Hooked: A History of the Black Sea in Six Animals
Registration REQUIRED by 4pm on February 6, 2025 in order to attend this event.
Please join the Harriman Institute for a Director’s Seminar with Taylor Zajicek, Postdoctoral Research Scholar. Moderated by Valentina Izmirlieva.
What makes a region? Historians have different ideas. For many, a region is a cluster of cultural, linguistic, and historical traits. Others point to commerce, or geography. But what happens when these networks break down—or when the ecology itself changes? This talk will introduce one such region in flux: the Black Sea. It will trace the Black Sea’s evolution, as both a geopolitical and physical space, through its history of fishing. More specifically, the presentation will explore the interaction of six kinds of animals: three fish, one marine mammal, an invasive comb jelly, and us. Aquatic wildlife shaped the diets and cultures of the Black Sea’s humans for millennia. Yet in recent centuries, these creatures acquired new economic, scientific, and diplomatic significance—with immense (and eventually catastrophic) consequences for the Black Sea environment. This Director’s Seminar will reconstruct this historical arc, from the Greek colonies of Antiquity to the competitive industrialization of the 1930s, to the environmental diplomacy of the Cold War. The presentation (based on fieldwork in Italy, Romania, Russia, Turkey, Ukraine, and the US) will conclude with a discussion of the Black Sea’s ongoing precarity, as a home and battlefield.
Taylor Zajicek is a historian of Eurasia, the Middle East, and the places that unite them. Zajicek’s first book project is an environmental and transnational history of one of the planet’s most notorious chokepoints: the Black Sea region. The manuscript details how the Black Sea’s fractious geopolitics—from the Cold War to today’s Russo-Ukrainian conflict—have transformed the region’s ecosystems. Each chapter traces a material circulation that transcended the Black Sea’s political divisions. Case studies include scientific research alongside a diverse cast of nonhuman border crossers, such as pollution, dolphins, seeds, Chernobyl radionuclides, and invasive species.

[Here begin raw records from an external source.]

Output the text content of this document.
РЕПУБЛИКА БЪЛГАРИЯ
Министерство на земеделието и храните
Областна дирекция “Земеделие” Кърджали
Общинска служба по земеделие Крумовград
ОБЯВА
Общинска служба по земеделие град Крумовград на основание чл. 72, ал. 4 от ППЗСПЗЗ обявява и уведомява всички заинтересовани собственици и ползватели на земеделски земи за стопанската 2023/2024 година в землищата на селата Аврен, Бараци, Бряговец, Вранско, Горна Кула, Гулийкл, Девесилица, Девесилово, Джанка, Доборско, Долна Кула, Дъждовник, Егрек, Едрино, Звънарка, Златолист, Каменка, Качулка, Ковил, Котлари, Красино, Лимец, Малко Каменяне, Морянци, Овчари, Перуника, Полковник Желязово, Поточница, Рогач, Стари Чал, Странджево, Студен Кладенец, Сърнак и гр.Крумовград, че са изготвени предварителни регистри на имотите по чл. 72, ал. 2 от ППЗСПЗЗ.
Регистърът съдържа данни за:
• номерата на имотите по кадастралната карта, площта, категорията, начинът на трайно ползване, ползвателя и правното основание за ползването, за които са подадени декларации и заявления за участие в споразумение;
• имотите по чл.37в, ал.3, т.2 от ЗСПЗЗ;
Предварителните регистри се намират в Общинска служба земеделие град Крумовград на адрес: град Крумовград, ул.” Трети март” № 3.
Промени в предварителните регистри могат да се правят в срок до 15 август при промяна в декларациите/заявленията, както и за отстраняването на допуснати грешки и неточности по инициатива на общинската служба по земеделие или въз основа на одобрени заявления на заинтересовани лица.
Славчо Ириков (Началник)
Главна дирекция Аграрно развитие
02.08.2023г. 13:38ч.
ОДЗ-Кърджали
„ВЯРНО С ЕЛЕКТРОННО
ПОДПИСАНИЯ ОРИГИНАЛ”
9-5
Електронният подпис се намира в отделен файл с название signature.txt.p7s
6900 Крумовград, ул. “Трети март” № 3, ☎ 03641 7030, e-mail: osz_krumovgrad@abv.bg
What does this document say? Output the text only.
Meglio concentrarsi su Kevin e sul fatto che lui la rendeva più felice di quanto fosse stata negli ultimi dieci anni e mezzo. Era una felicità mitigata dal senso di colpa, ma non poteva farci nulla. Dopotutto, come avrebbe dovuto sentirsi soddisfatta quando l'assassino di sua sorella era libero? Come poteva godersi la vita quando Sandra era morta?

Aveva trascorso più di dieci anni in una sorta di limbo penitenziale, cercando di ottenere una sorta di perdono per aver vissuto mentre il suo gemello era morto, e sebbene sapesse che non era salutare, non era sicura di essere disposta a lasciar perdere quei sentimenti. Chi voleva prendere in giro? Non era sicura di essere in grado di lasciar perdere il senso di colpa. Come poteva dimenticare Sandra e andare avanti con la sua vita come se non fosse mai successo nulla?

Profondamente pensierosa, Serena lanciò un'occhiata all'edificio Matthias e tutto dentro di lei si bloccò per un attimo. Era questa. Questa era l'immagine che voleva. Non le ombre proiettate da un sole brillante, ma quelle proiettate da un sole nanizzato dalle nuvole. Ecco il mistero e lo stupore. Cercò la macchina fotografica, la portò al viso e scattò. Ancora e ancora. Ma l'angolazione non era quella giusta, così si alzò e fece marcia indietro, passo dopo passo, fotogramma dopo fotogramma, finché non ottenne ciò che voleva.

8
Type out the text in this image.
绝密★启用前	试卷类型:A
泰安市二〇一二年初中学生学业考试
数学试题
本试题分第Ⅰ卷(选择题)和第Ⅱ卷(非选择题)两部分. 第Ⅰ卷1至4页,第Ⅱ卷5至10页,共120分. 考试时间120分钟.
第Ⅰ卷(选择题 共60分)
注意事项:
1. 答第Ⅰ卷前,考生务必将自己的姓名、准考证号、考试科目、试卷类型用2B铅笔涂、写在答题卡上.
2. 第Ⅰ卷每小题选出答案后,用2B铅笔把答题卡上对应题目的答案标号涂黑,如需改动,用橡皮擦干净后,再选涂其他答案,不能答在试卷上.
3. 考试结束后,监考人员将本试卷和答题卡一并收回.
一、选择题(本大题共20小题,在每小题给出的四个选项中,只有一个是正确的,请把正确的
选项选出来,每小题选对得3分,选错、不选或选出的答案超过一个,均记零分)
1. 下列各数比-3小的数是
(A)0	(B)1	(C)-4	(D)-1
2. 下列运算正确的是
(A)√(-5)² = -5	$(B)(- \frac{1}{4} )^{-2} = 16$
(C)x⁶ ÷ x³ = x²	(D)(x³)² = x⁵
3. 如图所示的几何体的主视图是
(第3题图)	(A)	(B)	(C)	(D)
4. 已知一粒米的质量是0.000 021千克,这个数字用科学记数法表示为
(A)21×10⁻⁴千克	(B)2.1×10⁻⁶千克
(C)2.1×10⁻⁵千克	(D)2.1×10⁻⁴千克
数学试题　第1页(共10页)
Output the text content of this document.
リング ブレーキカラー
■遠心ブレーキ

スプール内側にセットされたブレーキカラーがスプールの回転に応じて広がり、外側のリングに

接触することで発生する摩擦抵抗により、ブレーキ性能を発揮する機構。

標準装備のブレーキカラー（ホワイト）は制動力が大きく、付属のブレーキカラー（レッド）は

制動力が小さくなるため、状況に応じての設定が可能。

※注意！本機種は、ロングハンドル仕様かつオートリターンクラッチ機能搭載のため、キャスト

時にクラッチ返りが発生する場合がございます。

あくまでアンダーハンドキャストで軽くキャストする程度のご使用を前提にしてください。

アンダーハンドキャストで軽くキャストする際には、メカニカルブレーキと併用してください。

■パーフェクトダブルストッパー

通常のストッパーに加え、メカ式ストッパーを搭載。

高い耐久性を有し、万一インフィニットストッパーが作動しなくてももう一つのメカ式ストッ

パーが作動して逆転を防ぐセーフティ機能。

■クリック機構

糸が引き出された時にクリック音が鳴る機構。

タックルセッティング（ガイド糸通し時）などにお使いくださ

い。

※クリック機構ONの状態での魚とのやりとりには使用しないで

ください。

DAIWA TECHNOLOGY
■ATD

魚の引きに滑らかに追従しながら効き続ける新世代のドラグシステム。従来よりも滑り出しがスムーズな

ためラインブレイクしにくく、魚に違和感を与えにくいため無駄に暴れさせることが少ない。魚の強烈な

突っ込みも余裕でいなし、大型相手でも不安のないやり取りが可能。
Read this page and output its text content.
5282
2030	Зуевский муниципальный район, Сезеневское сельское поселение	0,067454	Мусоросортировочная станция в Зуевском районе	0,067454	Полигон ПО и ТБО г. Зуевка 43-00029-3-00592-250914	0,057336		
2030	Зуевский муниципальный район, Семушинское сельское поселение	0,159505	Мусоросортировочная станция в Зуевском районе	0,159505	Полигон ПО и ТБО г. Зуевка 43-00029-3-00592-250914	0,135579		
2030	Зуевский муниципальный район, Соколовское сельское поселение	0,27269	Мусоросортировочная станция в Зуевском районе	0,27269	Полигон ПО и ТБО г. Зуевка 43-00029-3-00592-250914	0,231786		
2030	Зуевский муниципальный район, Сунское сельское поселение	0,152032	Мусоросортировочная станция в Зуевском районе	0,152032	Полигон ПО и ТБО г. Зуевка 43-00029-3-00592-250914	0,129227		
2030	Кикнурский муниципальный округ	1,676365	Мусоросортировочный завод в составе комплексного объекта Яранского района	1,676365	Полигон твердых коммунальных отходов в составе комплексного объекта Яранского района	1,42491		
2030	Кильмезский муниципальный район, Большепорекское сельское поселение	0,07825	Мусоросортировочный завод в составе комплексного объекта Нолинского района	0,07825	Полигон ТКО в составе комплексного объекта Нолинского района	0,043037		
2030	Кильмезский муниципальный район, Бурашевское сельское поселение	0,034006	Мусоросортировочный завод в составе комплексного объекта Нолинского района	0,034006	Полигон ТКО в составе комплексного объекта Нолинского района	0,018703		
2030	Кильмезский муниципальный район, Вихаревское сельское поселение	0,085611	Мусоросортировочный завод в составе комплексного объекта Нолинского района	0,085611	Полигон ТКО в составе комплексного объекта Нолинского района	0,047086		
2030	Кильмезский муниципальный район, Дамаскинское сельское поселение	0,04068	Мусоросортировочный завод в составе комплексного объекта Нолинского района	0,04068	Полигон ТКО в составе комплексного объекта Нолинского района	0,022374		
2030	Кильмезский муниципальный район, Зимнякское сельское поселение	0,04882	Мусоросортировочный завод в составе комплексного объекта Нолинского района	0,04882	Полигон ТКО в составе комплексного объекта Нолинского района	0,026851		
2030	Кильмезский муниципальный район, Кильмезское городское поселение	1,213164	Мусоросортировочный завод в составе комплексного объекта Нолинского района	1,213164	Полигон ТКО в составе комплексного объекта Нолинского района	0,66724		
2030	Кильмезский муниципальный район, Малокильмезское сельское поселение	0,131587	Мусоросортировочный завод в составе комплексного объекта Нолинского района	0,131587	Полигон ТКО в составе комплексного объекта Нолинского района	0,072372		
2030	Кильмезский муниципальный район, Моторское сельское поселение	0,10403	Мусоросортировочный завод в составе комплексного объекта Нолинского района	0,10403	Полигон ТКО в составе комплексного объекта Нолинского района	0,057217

The project models a comparative approach to the history of the world’s oceans, whose particularities are often obscured by universal narratives of globalization or ecological decline. Zajicek’s writing is based on archival research in six languages across seven countries. This fieldwork has been sponsored by external grantors, including the Fulbright-Hays Program, Social Science Research Council, and Association for Slavic, East European, and Eurasian Studies. At the Harriman Institute, Zajicek is also working on a desert history of Central Asia and a digital humanities analysis of 1,300 Soviet conservation posters. Zajicek earned his Ph.D. from Princeton University in 2023 and M.A. from the University of Washington in 2014 (the latter as a Gordon C. Culp Fellow). Between graduate studies he interned at the U.S. Embassy to Uzbekistan, worked as a photographer, and taught English in Turkey as a Fulbright grantee.